Вот некоторые из свидетельств жителей деревни:
Мария Каратавитоглу, 68 лет. Она сидела в черной одежде, черном платке, и траур ее, износившийся за три десятилетия, был неснимаем. Она сидела, положив руки на крышку самодельного крестьянского стола. Дом Марии, состоявший из одной довольно просторной комнаты и прихожей, напоминавшей русские сени, был почти пуст: лавка, крытая домотканой попоной, два-три стула, шкаф с перекошенными, оттого незатворяемыми дверцами. В углу под иконой подобие маленькой стеклянной часовни. Такие крохотные, в полметра высотой часовенки стоят на греческих шоссе в местах трагических автомобильных катастроф. Внутри этого квадратного кубка горела свеча. «Часовенку» привез Марии шофер-сосед, сняв ее со старой дороги, умерщвленной новой автострадой, прошедшей в нескольких километрах от прежнего выщербленного асфальта. Мария поставила в доме этот дорожный храмик, будто дом ее был перекрестком трагедий. Что-то в ее лице, лице Марии, было неестественно странным, отчего смотреть на него было гнетуще тяжело, но я не понимал, что именно.

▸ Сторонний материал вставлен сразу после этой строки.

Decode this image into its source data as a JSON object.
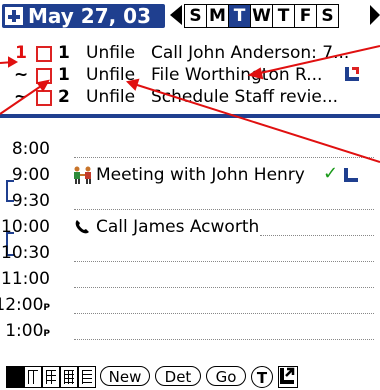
{
  "header": {
    "date": "May 27, 03",
    "days": [
      "S",
      "M",
      "T",
      "W",
      "T",
      "F",
      "S"
    ],
    "selected_day_index": 2
  },
  "todos": [
    {
      "mark": "1",
      "priority": "1",
      "category": "Unfile",
      "description": "Call John Anderson: 7...",
      "has_note": false
    },
    {
      "mark": "~",
      "priority": "1",
      "category": "Unfile",
      "description": "File Worthington R...",
      "has_note": true
    },
    {
      "mark": "~",
      "priority": "2",
      "category": "Unfile",
      "description": "Schedule Staff revie...",
      "has_note": false
    }
  ],
  "day_view": {
    "slots": [
      {
        "time": "8:00",
        "suffix": "",
        "event": ""
      },
      {
        "time": "9:00",
        "suffix": "",
        "event": "Meeting with John Henry"
      },
      {
        "time": "9:30",
        "suffix": "",
        "event": ""
      },
      {
        "time": "10:00",
        "suffix": "",
        "event": "Call James Acworth"
      },
      {
        "time": "10:30",
        "suffix": "",
        "event": ""
      },
      {
        "time": "11:00",
        "suffix": "",
        "event": ""
      },
      {
        "time": "12:00",
        "suffix": "P",
        "event": ""
      },
      {
        "time": "1:00",
        "suffix": "P",
        "event": ""
      }
    ]
  },
  "toolbar": {
    "new_label": "New",
    "details_label": "Det",
    "go_label": "Go",
    "todo_label": "T"
  },
  "colors": {
    "accent": "#1f3f8f",
    "checkbox": "#d22222",
    "complete": "#1a9a1a",
    "annotation": "#e01010"
  },
  "icons": [
    "new-event-icon",
    "arrow-left-icon",
    "arrow-right-icon",
    "note-icon",
    "people-icon",
    "phone-icon",
    "check-icon",
    "expand-icon"
  ]
}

«Они ведь пришли не вместе, Костас и Урания. Костас с вечера еще прошел в пещеру. А она пришла утром, спросила, где пещера, и ушла туда. Тогда еще Елена, дочка моя, была в доме, она ее спросила про дорогу. Они поговорили, ну, знаете, как девчонка с девчонкой, моей тогда тоже семнадцать лет было. Урания ей сказала, что никогда этого Костаса не оставит, ей все равно без него не жить, если немцы его убьют в пещере, пусть убивают и ее. Она это сама сказала Елене, знаете, ведь у девчонок это просто, хоть и виделись они один раз. А когда все случилось, когда они взорвались, Елена мне говорит: «Я тоже уйду в горы, потому что там Сотирос». Это ее парень, Сотирос. Я просила: «Доченька, не оставляй меня, ведь и так отец и двое братьев ушли в ЭЛАС. Что тебе там делать, ты же девушка, и я тут одна». А она: «Урания хотела быть с Костасом, и я Сотироса не оставлю. Пусть убьют, но убьют вместе». А через два дня в горах был бой, и всех убили — и мужа моего, и обоих сыновей, и Елену, и Сотироса. И еще много, много народу, ведь после того взрыва в пещере все, кто еще оставался в деревне, ушли в горы. Правда, это мужчины ушли, и Елена с ними».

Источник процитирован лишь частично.